La fin tragique de Marc Bloch souligne « les plis d’une guerre civile où des Français traquent, pour le compte des nazis, d’autres Français […] ». Son arrestation a lieu le 8 mars 1944 à Lyon, sur le pont de la Boucle, après avoir été dénoncé. Elle est réalisée non par des Allemands, mais par des Français, membres d’une « Gestapo française » issue de la bande dite de « Gueule tordue ». À sa tête, Francis André, ancien militant communiste devenu membre du PPF de Jacques Doriot, engagé dans la LVF et revenu combattre en France, incarne une figure mêlant idéologie extrémiste et criminalité (racket, marché noir, spoliations, chasse aux biens juifs).
Livré aux nazis, Marc Bloch est interné à la prison de Montluc, où il est torturé dans les sous-sols de la Gestapo lyonnaise par Klaus Barbie et ses hommes.
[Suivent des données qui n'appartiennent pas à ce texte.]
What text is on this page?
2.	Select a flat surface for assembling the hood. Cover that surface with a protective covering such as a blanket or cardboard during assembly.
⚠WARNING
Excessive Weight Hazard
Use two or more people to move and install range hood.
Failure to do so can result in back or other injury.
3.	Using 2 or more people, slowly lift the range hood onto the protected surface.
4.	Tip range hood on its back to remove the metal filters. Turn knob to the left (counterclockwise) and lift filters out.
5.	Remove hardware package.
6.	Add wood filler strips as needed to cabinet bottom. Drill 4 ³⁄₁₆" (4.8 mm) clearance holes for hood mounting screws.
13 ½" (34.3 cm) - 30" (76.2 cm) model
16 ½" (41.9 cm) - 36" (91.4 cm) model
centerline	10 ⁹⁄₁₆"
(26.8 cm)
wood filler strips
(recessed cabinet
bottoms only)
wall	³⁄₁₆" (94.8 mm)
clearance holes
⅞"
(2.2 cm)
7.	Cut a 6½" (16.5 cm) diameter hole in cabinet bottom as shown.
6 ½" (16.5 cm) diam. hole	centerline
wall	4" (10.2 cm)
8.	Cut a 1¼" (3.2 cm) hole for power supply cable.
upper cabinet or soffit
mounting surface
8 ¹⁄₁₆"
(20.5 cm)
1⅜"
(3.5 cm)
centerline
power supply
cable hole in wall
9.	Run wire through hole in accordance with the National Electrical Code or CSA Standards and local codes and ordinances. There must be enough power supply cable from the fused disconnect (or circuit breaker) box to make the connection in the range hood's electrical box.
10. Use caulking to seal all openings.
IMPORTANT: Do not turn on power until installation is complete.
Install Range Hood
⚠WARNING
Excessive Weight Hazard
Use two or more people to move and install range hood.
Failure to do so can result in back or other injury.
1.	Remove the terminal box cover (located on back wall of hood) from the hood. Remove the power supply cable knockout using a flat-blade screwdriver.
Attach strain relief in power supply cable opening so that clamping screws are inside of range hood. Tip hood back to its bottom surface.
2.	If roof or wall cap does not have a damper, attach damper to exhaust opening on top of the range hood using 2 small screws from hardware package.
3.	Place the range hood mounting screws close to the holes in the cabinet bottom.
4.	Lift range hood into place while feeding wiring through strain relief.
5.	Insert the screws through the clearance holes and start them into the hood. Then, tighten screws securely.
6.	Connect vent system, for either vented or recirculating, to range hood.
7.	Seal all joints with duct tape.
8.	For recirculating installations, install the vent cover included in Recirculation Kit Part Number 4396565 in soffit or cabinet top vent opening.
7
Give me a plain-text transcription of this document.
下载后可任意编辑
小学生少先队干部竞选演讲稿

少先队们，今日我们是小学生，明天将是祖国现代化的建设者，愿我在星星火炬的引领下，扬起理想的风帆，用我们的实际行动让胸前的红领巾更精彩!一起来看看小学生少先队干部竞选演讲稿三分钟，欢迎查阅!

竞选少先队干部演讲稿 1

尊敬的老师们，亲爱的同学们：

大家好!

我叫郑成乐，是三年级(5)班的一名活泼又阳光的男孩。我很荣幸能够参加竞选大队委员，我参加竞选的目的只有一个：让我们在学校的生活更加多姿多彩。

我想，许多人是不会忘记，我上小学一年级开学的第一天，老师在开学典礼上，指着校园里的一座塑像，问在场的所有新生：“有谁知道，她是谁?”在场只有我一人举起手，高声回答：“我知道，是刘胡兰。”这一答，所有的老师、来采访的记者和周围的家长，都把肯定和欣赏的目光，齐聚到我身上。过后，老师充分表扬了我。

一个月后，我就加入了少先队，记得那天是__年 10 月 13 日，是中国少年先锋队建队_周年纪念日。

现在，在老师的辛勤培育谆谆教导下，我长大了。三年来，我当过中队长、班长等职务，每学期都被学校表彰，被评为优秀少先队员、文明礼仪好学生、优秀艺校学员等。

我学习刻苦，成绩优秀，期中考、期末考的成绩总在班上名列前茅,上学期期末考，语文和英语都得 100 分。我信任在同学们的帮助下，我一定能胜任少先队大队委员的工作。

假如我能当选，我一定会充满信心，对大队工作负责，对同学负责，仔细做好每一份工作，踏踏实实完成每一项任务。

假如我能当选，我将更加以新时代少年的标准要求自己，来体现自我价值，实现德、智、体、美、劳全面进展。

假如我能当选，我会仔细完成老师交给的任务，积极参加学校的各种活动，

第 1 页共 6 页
Malgré la violence des interrogatoires, il résiste et ne livre que des informations limitées, donnant des aveux contrôlés.
Il est finalement exécuté le 16 juin 1944 à Saint-Didier-de-Formans, avec 29 autres résistants. Sa mort physique clôt une trajectoire où engagement intellectuel, patriotique et résistance politique se confondent jusqu’au bout.
Par sa rigueur, la richesse de ses sources et la clarté de son propos, l’ouvrage d’Alya Aglan constitue un excellent outil pour les enseignants. À l’occasion de la panthéonisation de Marc Bloch, il permet de travailler avec les élèves soit à partir des nombreux extraits de lettres et d’écrits de l’historien, soit à partir des analyses fines de l’auteure. En articulant mort civique et mort physique, ce livre éclaire avec force les mécanismes d’exclusion et de violence à l’œuvre sous Vichy et offre une lecture essentielle pour comprendre les enjeux mémoriels contemporains.